Akademik Veri Yönetim Sistemi
Turkish Journal of Physics, cilt.50, sa.2, ss.90-102, 2026 (ESCI, Scopus, TRDizin)
The research on two-dimensional (2D) materials which have intrinsic magnetism and exotic electronic structures is an important quest in condensed matter physics. The Lieb lattice offers a unique platform for studying strongly correlated electron phenomena. In this work, we systematically investigated the structural, dynamical, mechanical, electronic, and magnetic properties of monolayer transition metal tetrafluorides (MF4, where M = Ag, Cd, Cr, Cu, Fe, Hf, Mn, Mo, Nb, Ni, Pd, Pt, Rh, Ru, Sc, Ta, Ti, V, W, and Y) arranged in a 2D Lieb lattice, using first-principles calculations based on density functional theory (DFT) with Hubbard (U) corrections.
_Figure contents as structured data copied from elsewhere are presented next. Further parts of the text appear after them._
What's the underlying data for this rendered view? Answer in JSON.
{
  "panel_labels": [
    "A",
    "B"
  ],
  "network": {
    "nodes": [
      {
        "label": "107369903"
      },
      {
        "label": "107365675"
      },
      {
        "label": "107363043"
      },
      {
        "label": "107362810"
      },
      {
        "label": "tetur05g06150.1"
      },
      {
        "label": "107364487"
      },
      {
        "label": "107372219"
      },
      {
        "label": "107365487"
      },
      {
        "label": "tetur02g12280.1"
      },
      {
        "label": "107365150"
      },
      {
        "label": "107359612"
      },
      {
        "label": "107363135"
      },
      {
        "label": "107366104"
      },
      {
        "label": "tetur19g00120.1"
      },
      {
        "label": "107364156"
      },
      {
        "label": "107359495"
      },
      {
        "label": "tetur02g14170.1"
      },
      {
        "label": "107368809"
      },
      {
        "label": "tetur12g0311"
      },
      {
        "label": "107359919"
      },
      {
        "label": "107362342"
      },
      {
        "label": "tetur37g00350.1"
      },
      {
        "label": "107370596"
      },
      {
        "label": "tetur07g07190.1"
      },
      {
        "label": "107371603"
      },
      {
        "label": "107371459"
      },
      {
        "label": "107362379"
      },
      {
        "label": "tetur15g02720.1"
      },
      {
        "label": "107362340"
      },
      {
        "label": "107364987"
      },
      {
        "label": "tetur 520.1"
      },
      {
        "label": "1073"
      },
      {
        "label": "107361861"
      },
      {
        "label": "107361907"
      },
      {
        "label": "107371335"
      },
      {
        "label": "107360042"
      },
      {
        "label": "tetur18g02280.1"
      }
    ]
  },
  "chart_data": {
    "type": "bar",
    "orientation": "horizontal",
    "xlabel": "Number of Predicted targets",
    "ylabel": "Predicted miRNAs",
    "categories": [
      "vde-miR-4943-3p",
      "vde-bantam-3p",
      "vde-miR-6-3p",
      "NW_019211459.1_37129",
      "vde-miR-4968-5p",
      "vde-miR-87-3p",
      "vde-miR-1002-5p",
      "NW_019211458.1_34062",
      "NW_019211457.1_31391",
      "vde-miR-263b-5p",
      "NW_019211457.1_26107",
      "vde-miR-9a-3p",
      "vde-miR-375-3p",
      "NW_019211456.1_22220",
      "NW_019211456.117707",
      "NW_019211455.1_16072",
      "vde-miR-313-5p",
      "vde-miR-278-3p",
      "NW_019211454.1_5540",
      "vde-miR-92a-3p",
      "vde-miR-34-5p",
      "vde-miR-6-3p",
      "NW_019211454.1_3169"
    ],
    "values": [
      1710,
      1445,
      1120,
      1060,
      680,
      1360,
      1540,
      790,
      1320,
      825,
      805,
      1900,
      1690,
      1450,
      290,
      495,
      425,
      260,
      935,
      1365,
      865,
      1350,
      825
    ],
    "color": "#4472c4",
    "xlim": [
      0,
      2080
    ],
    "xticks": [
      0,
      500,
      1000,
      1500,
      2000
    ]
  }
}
Our calculations showed the dynamical stability of three candidates (MoF4, NbF4, and TaF4) within this materials family through phonon dispersion analysis, and they were also found to be mechanically stable. To investigate their electronic structure, scalar-relativistic (No-SOC) and fully relativistic (SOC) electronic band structures were calculated. As a result, MoF4, NbF4, and TaF4 are found to be metallic. While SOC effects are negligible in MoF4, a pronounced Rashba/Dresselhaus-type splitting is observed in NbF4 and TaF4 . This significant splitting, resulting from the heavy elements (Nb, Ta) and broken inversion symmetry inherent to the monolayer Lieb lattice confirms strong relativistic effects. We showed that these monolayers exhibit antiferromagnetic (AFM) properties, and TaF4 has the highest Neel temperature (180 K). The coexistence of 2D antiferromagnetism and electronic properties makes the MF4 Lieb Lattice monolayers promising candidates for applications in next-generation spintronic devices.